The TV Serial – Jhansi Ki Rani

Latest trend te the Indian TV serial to glorify the negative characters and exhibition of their repeated victory had made mij sick and I wasgoed about to take the resolution of not watching any more of those shows. And then incidentally my attention wasgoed caught by a showcase on the name of the excellent queen of Jhansi. Albeit the story wasgoed not a cent vanaf cent reflection of the history, I found most of the historical characters were portrayed spil vanaf their pic projected ter the Indian history. I became instantaneously a fan of this vertoning ‘Jhansi Ki Rani’ aired by the TV channel Zee TV.

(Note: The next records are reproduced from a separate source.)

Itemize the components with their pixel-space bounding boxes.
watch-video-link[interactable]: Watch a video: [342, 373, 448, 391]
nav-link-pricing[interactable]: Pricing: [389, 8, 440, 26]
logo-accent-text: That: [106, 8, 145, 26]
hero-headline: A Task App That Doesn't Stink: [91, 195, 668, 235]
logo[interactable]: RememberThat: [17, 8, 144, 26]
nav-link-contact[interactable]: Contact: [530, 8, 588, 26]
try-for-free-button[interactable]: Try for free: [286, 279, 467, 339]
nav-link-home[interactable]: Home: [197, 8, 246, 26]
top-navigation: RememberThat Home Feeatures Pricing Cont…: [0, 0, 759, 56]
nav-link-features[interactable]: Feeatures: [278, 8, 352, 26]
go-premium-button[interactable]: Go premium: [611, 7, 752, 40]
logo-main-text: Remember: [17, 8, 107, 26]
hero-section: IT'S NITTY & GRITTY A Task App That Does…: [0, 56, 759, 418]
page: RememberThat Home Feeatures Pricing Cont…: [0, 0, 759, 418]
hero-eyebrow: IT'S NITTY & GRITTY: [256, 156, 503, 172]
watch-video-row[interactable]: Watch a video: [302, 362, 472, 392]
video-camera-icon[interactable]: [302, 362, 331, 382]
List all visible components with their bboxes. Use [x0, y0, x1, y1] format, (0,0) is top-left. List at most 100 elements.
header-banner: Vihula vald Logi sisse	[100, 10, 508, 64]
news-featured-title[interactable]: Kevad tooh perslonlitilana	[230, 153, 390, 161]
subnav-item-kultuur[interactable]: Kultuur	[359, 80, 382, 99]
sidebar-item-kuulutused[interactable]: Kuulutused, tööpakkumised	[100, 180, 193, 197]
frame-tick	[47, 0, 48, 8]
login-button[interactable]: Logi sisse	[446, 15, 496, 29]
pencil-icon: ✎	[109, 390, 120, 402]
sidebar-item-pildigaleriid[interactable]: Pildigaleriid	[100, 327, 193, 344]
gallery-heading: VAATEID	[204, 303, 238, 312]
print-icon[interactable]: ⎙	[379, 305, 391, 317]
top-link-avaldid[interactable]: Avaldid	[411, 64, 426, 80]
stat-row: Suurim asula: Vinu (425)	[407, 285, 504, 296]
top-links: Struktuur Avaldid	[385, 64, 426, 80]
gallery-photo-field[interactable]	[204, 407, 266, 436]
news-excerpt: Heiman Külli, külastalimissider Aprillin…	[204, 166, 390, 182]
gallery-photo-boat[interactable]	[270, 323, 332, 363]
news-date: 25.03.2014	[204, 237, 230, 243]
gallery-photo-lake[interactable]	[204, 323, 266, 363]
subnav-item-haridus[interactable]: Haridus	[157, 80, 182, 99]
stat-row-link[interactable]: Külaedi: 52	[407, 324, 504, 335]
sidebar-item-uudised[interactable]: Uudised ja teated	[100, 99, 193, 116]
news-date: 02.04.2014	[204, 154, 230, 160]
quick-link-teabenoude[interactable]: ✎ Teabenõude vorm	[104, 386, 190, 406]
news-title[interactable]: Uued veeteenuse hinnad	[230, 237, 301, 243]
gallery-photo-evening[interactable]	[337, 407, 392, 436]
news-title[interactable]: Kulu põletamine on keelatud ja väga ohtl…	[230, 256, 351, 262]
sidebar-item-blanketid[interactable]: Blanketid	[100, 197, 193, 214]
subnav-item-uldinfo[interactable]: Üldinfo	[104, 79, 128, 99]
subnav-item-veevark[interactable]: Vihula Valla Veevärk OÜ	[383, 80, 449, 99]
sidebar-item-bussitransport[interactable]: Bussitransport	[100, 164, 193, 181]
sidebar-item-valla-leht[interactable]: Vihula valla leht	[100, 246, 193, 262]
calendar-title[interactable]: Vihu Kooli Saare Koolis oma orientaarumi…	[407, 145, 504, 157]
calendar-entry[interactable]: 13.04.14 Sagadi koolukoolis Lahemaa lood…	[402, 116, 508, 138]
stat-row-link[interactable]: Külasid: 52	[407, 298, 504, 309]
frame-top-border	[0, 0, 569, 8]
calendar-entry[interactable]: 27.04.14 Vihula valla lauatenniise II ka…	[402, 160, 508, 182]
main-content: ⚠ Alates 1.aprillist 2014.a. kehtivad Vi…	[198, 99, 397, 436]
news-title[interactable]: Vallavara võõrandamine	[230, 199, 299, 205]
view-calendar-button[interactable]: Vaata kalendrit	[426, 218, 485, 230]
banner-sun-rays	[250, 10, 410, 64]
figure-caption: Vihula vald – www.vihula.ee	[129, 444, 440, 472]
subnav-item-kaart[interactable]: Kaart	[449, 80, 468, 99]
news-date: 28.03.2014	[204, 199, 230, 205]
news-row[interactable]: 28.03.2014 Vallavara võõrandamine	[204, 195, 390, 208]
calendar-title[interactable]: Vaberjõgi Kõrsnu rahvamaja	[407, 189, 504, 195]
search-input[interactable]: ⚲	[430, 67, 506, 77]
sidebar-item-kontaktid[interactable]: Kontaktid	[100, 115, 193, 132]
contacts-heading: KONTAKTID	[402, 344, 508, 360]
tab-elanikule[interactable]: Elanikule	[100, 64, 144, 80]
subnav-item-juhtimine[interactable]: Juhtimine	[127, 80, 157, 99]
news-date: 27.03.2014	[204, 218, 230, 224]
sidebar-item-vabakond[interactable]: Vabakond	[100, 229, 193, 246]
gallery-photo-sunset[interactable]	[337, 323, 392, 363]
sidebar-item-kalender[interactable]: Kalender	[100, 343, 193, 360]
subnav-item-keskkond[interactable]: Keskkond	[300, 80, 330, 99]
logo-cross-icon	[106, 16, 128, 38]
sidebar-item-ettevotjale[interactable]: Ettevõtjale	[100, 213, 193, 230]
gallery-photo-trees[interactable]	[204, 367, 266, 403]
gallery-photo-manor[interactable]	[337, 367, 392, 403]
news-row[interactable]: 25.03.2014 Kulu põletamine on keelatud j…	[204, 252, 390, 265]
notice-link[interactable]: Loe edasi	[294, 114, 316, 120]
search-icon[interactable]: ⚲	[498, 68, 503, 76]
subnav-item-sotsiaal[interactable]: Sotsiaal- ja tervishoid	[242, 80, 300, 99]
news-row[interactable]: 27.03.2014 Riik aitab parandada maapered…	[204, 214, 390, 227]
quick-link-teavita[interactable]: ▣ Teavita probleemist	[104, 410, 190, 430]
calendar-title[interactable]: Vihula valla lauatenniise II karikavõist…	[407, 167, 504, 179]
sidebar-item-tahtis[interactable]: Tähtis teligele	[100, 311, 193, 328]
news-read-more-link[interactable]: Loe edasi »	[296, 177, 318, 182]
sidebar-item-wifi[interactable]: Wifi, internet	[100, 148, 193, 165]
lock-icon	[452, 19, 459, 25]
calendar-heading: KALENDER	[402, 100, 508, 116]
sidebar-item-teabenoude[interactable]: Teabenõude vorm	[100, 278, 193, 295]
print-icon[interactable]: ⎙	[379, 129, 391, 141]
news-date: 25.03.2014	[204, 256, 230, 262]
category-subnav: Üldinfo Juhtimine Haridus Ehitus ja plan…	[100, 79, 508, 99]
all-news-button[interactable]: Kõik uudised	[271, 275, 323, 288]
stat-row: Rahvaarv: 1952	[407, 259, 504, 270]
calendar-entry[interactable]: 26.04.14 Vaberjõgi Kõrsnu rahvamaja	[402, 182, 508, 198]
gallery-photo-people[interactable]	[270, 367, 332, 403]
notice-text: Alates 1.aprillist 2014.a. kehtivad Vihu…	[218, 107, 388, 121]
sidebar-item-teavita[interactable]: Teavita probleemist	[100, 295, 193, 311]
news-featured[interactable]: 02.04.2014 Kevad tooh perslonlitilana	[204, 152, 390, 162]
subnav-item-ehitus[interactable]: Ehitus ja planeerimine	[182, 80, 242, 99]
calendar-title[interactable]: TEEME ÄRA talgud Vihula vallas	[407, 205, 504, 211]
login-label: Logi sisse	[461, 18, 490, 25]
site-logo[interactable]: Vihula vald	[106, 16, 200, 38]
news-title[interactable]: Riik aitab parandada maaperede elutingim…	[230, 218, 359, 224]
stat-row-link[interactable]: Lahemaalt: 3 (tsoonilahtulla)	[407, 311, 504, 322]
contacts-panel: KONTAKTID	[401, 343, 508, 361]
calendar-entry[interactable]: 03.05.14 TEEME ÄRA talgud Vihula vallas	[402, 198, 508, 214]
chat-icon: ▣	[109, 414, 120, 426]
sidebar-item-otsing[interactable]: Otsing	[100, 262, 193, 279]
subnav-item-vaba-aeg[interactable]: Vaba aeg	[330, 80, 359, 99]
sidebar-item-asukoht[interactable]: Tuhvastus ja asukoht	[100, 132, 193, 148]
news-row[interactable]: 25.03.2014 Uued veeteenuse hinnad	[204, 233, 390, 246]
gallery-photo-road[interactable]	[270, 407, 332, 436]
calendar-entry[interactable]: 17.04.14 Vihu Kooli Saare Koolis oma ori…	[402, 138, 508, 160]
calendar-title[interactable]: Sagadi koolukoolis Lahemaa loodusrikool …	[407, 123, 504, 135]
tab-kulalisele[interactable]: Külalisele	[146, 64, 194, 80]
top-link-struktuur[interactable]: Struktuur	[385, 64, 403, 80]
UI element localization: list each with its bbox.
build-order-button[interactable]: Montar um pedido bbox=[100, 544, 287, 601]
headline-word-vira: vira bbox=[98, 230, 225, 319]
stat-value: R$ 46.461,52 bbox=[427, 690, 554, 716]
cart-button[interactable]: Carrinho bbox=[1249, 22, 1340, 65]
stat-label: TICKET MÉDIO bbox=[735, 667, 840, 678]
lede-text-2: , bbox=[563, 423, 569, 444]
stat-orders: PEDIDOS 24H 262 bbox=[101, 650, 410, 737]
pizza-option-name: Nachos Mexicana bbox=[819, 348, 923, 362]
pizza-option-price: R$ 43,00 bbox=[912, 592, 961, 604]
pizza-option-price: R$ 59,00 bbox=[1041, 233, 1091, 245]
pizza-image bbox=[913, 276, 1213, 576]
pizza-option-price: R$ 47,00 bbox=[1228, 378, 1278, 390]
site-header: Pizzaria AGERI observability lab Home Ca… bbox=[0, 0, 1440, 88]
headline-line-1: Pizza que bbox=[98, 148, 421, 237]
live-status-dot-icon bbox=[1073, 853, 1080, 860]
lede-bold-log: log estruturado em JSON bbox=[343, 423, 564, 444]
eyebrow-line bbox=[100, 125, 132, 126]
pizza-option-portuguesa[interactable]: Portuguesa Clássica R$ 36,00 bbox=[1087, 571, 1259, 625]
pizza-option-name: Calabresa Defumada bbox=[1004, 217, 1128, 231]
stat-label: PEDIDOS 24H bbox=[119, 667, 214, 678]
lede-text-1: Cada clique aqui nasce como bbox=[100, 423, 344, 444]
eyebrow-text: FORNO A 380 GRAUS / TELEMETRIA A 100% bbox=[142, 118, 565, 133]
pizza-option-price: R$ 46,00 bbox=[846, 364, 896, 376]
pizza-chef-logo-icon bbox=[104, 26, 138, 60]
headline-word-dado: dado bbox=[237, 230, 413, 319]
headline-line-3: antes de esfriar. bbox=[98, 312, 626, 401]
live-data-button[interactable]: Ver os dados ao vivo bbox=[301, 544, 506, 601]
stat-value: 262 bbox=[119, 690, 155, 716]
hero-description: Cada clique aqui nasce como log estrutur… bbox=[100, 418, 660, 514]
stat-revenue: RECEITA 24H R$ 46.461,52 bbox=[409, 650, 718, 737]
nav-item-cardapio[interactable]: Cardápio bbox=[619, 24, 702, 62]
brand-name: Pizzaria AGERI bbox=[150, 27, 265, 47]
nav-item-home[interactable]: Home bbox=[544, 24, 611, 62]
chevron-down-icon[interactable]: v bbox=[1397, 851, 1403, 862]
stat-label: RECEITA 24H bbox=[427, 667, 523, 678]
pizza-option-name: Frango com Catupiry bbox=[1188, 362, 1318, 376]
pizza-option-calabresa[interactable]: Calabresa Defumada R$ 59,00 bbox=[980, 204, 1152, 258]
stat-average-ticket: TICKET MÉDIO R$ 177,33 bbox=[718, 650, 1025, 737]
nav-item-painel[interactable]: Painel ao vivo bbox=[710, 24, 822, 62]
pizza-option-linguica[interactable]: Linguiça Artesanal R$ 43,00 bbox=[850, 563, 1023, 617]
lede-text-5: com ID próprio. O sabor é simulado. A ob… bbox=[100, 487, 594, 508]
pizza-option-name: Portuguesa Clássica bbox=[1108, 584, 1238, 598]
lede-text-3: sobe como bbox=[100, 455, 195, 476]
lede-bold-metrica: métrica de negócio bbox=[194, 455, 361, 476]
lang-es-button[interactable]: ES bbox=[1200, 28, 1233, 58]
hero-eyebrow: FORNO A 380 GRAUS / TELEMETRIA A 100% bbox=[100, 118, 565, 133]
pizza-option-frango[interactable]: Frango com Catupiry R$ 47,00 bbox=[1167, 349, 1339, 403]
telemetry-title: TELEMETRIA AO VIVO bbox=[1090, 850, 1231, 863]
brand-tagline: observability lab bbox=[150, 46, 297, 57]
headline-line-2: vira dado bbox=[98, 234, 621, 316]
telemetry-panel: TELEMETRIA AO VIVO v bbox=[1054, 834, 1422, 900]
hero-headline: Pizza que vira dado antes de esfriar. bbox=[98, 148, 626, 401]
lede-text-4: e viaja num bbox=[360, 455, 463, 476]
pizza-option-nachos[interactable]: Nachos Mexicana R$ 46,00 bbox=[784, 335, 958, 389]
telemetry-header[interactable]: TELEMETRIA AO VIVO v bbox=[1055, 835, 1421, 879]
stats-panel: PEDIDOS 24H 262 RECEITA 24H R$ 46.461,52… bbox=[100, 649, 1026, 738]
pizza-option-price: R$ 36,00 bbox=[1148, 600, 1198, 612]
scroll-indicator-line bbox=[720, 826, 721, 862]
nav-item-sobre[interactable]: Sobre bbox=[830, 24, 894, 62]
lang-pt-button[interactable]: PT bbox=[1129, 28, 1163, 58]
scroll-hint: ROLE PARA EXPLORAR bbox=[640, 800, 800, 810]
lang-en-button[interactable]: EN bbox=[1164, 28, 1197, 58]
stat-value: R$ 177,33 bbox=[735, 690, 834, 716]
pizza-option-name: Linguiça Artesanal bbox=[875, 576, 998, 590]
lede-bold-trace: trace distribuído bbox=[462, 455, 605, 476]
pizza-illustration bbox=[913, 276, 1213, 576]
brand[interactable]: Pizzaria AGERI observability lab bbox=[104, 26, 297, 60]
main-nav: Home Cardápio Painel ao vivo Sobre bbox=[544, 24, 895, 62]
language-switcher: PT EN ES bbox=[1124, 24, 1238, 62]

Ulka Gupta – The Budding Starlet

It wasgoed amazing to observe the role of Manikarnika, the heroine of this vertoning. Ulka Gupta ter hier early teenage is playing this role and each time I observe this vertoning I think that it is not Ulka but Manikarnika herself arrived here from the pagina of the glorious history book to perform this role. It has bot known that she has bot trained ter horsemanship, archery and sword fighting to play this role ter the serial. I respect hier dedication and enthusiasm towards the perfection te playing this historical character. I have collected some pictures of Ulka Gupta te the costume of ‘Jhansi Ki Rani’ which I am sharing with all. If anybody can help mij te supplying more information and pictures I will be glad to incorporate those te my hub.